Idaho has a cobalt mine that's not currently in operation. The reason is because demand is super low and the artisanal mines in africa are cheaper than spinning up a full industrial mine.

pfannkuchen•29m ago
> artisanal mines in africa

Just want to say this is an entertaining euphemism. It isn’t that labor conditions are poor and work is done by hand, it’s “artisanal mining”.

WarmWash•23m ago
That's literally what they are called.
readthenotes1•4m ago
Because "death traps for children" might be perceived negatively by some
quickthrowman•21m ago
> Rather, cobalt has basically no industrial applications outside of battery production.

Cobalt is a part of high speed steel and all kinds of metal alloys that have specialized applications, almost 40% of cobalt is used for metallurgical purposes.

https://en.wikipedia.org/wiki/Cobalt#Applications

cogman10•16m ago
I missed this the last time I looked.
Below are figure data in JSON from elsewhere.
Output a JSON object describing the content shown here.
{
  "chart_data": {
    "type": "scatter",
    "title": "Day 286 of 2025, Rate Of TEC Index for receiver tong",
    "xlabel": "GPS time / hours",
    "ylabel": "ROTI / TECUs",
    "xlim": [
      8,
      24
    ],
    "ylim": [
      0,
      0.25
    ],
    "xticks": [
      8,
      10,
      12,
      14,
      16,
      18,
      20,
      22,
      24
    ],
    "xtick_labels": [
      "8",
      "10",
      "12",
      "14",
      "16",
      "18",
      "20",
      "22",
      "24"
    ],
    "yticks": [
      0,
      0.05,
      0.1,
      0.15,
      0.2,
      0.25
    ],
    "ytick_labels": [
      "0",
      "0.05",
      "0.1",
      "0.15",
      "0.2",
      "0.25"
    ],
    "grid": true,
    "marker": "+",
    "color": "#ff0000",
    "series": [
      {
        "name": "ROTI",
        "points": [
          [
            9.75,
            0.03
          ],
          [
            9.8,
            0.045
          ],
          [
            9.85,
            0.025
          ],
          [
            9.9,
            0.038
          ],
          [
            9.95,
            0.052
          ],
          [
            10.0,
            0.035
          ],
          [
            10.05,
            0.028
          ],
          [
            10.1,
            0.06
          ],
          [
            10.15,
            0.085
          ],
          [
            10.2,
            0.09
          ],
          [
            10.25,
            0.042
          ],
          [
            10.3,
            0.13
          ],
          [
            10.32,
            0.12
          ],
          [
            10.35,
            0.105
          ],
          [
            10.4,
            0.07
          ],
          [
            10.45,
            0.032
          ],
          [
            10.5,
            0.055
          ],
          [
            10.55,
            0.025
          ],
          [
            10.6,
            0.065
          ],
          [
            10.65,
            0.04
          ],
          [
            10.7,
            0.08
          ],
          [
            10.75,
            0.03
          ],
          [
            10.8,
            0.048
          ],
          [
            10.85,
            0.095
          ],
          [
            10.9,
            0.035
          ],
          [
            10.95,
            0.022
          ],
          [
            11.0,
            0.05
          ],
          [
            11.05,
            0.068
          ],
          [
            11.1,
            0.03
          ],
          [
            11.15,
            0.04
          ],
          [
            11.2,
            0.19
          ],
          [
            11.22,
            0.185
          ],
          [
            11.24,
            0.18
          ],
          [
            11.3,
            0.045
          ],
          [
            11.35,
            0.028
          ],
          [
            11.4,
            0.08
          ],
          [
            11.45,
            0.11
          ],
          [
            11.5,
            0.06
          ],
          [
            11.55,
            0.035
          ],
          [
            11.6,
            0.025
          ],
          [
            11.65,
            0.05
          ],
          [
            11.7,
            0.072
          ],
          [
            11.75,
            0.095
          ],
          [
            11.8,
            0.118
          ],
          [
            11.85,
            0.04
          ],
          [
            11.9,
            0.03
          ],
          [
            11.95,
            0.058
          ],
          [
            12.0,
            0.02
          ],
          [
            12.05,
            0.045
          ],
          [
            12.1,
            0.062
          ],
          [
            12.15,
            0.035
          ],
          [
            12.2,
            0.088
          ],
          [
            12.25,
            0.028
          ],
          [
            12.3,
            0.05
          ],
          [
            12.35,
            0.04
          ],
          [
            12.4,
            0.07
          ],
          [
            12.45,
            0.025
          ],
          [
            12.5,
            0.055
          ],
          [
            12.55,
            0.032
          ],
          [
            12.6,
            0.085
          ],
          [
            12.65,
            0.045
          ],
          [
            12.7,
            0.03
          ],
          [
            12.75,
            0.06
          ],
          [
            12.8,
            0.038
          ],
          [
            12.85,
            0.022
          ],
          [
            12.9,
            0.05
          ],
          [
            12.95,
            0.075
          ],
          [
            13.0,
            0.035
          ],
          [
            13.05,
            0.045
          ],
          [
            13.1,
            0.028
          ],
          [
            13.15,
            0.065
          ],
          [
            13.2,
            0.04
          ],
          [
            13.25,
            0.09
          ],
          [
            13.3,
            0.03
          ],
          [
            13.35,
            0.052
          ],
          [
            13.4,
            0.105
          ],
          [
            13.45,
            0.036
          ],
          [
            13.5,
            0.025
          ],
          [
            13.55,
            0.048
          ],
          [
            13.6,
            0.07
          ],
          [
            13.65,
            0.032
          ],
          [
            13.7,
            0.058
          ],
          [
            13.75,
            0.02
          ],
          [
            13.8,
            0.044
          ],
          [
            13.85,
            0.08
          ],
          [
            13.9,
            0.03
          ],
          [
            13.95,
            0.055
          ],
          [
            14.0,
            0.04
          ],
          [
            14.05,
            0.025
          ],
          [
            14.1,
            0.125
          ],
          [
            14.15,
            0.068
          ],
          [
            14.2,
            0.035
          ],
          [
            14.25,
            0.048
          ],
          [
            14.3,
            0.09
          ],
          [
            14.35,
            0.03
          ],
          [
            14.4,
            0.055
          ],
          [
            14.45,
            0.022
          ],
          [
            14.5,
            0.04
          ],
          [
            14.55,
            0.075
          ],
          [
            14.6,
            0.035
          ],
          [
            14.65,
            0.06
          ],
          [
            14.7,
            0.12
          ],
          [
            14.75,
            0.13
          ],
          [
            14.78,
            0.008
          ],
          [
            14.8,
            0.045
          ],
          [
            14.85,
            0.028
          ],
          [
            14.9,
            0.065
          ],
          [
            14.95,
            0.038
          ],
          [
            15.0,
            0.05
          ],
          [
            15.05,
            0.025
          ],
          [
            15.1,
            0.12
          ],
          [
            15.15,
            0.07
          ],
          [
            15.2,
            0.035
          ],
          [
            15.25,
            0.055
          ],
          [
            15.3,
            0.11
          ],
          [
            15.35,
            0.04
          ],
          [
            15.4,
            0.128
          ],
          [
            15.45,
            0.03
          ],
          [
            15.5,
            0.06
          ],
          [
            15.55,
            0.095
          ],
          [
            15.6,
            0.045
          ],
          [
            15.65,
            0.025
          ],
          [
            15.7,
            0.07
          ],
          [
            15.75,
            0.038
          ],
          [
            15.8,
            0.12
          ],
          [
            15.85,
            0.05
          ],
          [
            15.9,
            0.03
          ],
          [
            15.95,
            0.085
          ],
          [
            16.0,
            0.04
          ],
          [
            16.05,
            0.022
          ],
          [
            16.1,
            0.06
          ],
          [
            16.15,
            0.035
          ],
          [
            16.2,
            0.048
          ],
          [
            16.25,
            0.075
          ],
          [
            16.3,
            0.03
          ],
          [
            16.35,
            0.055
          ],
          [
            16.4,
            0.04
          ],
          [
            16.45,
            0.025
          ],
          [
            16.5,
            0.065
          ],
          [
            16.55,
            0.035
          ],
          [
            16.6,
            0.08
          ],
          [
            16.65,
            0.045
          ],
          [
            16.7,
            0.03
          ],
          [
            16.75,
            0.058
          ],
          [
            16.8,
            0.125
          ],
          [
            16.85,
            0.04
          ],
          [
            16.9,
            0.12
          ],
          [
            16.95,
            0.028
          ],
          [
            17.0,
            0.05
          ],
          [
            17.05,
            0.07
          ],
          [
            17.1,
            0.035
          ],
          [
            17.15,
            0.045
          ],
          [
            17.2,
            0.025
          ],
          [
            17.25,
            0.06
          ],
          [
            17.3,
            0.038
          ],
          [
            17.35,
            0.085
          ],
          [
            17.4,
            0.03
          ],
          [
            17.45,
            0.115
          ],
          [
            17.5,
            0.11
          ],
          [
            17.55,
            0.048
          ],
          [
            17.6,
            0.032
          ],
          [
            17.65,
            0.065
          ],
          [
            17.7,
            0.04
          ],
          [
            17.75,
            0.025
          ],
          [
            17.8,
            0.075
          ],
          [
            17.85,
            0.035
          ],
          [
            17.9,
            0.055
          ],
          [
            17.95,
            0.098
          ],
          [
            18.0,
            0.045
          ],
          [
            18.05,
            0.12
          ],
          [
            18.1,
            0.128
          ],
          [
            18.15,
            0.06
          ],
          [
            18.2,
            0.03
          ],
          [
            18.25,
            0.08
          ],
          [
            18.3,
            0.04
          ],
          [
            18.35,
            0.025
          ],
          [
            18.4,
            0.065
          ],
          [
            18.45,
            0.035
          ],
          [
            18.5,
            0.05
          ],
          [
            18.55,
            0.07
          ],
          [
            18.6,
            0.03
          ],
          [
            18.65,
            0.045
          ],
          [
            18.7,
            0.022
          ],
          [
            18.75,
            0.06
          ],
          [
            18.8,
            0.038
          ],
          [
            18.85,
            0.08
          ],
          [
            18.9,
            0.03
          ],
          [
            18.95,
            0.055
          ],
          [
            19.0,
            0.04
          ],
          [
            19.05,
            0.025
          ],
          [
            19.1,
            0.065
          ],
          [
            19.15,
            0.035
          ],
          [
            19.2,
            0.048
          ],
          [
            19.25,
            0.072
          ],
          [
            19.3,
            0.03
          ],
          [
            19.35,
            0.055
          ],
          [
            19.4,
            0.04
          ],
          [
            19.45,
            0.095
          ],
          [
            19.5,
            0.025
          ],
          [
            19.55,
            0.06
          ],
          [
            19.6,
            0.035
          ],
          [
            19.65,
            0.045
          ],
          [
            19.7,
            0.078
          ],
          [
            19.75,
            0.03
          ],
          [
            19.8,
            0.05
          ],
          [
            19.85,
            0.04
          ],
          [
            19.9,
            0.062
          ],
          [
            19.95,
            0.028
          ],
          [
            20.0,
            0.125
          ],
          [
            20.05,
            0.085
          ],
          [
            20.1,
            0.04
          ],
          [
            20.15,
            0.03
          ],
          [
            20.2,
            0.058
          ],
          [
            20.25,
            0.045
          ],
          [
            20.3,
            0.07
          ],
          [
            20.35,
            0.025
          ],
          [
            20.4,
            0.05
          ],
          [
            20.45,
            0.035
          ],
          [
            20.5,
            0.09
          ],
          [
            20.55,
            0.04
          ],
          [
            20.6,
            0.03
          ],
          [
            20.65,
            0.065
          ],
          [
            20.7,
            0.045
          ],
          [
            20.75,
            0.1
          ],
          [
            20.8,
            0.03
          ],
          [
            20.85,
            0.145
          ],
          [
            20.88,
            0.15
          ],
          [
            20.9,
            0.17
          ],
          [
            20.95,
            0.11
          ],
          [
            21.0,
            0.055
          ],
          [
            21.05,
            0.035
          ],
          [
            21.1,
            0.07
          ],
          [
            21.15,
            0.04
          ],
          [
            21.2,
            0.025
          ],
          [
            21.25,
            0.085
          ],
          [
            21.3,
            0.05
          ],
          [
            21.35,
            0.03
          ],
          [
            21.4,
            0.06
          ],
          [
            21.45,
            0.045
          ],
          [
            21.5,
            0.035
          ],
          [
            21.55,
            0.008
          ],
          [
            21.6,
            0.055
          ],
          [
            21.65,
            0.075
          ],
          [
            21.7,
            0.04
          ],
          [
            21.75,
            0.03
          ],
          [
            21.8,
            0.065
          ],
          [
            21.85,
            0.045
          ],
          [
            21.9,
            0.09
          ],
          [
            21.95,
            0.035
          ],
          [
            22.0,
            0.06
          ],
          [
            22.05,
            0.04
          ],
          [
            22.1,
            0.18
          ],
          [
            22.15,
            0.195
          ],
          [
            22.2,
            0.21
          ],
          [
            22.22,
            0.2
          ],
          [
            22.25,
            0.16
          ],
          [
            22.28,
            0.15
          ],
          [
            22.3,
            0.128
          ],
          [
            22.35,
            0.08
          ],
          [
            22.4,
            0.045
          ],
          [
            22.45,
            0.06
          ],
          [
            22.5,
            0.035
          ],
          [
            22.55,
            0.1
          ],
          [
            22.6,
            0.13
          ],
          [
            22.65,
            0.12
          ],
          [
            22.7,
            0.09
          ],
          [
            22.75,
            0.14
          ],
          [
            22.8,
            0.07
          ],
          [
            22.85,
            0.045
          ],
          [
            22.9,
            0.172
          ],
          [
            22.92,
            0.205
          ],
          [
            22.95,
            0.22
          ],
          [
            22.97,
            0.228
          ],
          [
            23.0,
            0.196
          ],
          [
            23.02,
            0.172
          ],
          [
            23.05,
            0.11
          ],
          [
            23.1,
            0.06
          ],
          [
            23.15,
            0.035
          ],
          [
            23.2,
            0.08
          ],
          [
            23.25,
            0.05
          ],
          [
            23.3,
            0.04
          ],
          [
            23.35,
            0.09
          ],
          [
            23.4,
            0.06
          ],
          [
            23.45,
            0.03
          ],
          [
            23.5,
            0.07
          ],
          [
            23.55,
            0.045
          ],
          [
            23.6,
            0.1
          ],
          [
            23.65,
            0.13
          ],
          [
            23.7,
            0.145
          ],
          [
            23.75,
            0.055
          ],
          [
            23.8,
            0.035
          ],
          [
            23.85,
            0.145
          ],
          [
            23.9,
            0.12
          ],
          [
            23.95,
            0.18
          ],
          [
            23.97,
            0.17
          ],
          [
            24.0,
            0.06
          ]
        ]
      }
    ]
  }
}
I'm guessing it doesn't get pulled as much for steel because of recycling?
while_true_•33m ago
Large lithium mine under construction in northwest Nevada at Thacker Pass, joint venture with GM. https://lithiumamericas.com/thacker-pass/overview/default.as...
mschuster91•1m ago
You don't need that much of foreign mined materials. The continental US has a bunch of really large lithium reserves, with Thacker Pass being supposed to be able to deliver 25% of the world's output in the end [1], and new sodium based chemistries? All they need is table salt, available for effectively free from the brine of California's desalination plants.